Saturday, October 09, 2004

And that's a good thing...

I have been asked whether I was sarcastic when I claimed Martha Stewart responsible for empowering women. Now as often times as I utilize sarcasm here in The Cave, yesterday's comment about Martha was not one of them. (If O'Reilly can call his show "The Factor," I can call my blog "The Cave." It's ultra hip!)

See that aside? THAT was sarcasm.

Martha Stewart has made the concept of the home a valid arena for empowerment and self-expression. Martha has broken new ground—a brand of stealth feminism similar to Helen Gurley Brown, publisher of Cosmopolitan.

Feminists in Brown's time resented her magazine for catering to a "male fantasy" of the sexy, no-strings woman. Critics said it embraced women as nothing more than a sex object. But much like the critics who don't see Martha's positive effect, critics missed the point of Cosmo. Brown's aim was to reclaim sex, to derive pleasure from something once considered a woman's duty. Martha does the same, reclaiming and deriving pleasure from domesticity.

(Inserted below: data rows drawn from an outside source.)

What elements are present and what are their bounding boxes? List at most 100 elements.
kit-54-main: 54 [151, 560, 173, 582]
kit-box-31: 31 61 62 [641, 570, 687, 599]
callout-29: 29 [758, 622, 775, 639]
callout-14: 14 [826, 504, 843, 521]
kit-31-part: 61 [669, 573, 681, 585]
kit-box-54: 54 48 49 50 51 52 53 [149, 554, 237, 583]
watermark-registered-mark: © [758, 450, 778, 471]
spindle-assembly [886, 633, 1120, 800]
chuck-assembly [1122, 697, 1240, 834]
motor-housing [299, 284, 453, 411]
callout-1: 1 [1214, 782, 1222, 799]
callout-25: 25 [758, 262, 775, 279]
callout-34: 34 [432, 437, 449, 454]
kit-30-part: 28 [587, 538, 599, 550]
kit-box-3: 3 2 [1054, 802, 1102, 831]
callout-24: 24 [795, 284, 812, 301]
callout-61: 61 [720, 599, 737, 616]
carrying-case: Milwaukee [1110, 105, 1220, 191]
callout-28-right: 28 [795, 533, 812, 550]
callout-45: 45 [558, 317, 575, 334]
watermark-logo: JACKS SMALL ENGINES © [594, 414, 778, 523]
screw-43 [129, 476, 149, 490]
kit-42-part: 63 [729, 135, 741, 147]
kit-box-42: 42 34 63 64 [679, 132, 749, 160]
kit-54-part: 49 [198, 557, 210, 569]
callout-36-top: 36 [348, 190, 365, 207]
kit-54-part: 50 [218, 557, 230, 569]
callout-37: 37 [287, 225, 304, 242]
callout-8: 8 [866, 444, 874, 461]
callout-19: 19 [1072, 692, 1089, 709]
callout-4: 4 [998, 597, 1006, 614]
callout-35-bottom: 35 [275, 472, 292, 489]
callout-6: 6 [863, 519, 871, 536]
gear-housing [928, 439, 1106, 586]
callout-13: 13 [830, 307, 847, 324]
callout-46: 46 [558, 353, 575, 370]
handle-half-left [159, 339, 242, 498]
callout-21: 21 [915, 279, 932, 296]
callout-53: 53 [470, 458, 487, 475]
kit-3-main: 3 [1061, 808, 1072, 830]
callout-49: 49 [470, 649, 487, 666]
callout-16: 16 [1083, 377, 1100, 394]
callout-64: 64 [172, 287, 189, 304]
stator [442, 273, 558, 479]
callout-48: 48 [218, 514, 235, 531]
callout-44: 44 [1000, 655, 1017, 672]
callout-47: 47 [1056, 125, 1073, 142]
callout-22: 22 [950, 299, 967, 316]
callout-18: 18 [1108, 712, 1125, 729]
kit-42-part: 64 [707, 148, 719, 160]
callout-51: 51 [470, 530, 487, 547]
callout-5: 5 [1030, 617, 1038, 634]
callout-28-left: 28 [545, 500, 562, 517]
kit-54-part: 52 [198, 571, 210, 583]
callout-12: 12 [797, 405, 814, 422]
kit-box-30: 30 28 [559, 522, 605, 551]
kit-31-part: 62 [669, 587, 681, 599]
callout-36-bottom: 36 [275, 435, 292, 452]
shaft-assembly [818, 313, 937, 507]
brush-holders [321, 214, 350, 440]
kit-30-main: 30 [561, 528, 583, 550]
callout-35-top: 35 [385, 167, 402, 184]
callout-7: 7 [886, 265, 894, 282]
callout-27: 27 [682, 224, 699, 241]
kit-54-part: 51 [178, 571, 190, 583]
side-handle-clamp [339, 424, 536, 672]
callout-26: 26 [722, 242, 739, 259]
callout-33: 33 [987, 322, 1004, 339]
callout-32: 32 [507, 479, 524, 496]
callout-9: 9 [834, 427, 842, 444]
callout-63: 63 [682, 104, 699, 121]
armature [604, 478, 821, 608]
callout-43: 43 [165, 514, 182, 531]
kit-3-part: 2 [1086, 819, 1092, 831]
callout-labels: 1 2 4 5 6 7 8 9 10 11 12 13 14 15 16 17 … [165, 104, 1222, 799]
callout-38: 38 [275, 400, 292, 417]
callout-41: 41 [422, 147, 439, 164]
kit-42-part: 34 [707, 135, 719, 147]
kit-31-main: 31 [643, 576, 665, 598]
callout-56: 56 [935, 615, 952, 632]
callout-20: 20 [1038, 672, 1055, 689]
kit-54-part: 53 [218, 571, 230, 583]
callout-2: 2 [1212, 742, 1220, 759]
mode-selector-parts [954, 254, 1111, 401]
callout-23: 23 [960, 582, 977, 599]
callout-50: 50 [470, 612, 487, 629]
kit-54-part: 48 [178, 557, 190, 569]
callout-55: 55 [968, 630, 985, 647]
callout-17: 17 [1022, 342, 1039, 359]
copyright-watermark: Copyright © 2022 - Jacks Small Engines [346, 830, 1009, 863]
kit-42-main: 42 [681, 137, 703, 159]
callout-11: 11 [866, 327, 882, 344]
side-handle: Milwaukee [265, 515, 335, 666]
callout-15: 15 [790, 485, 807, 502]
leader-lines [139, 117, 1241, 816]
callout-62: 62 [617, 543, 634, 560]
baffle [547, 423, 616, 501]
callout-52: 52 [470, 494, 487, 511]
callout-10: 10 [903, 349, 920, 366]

Beneath the veneer of Brown's sex talk and seduction advice was steel. Brown was not teaching girls to be geishas. She was teaching them to be bosses. Likewise, beneath the veneer of Martha's faux-finishing advice, there's more than steel wool. Stewart is not teaching women to be shrinking violets or stay-at-home moms. She's encouraging them to reclaim the home using 2-by-4s and a rotary saw.

Her ideas are so very empowering to average women. She makes them feel their chores and household drudgery could be transformed by creativity into something glamorous and unique. Those who compare her to a dutiful `50s wife and mother are mistaken; Martha is no nurturer; she is a skilled craftsman. When she proclaims a project "perfect," it's because she's satisfied herself, not a husband or child. That's feminism. Or at least a certain brand of it. And Martha's brand name (she's a capitalist as well!) represents just that to an awful lot of women.

I find it difficult to understand women who disregard Martha completely. Not your cup of tea? Fine. Not really like her? All right, though I think that is based mostly on a narrative of the press than anything. But I don't get those women who refuse to respect her accomplishments. It's the same type of personality of women that hates Hillary Clinton. Strong women get a bad rap from the public at large for being too "bitchy," and while that says a lot about our society, I would hope other women wouldn't internalize that misogyny.

Just because she comes off as a bitch in the press does not mean that she is not a pioneer. She has created her own opportunities and succeeded in the traditionally male-dominated world of business. She was writing books and publishing her magazine and doily-ing her house on TV well before this currecnt era of home design shows and food how-to's ever existed. She has taken the domestic activities and has made them honorable by building a multi-million dollar industry with them. Martha is a woman in charge of her own destiny, or at least she will be again when this whole prison thing finishes up.